Inspired by this success (and after an altercation with the rector of Burton church over funds), she redirected her efforts to preserving other historic buildings in Williamsburg, many of which were in a state of dilapidation. Working with other preservationists, she hoped to establish a women's historical association to better manage historical properties - when Preservation Virginia was established in 1889, the organization's first meeting was held at Cynthia's house in Williamsburg and she was named the director of Preservation's Colonial Capital branch. The first structure Cynthia worked to restore was the Powder Magazine in Williamsburg, which had long since been abandoned; organizing public support and funds, she and other members of the association purchased and restored the structure, which is now administrated as part of Colonial Williamsburg. Cynthia would go on to raise awareness of other endangered buildings in Williamsburg and would travel the state seeking funds for restoration projects.

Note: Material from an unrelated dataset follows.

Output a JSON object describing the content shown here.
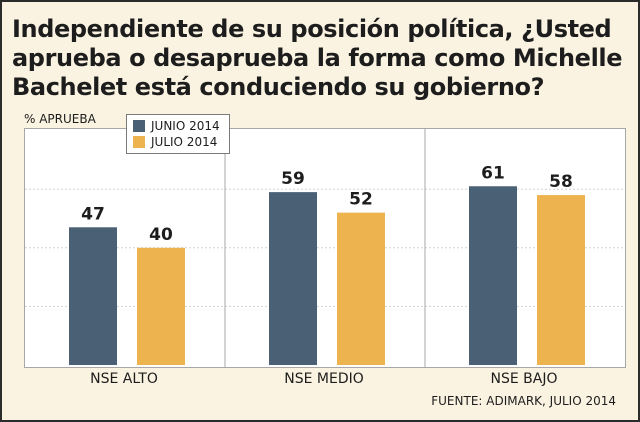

She also served as vice president of Preservation Virginia from 1889 to 1905. She was also a member of the Virginia chapter of the Colonial Dames of America and would write a number of historical vignettes on the history of Virginia (though she asked to remain uncredited).

Cynthia Coleman died on 24 October 1908 and is buried at Bruton Parish Church. She is considered by some sources to be a forebear of the movement to establish Colonial Williamsburg, and her portrait is preserved in the Swem Library at William and Mary.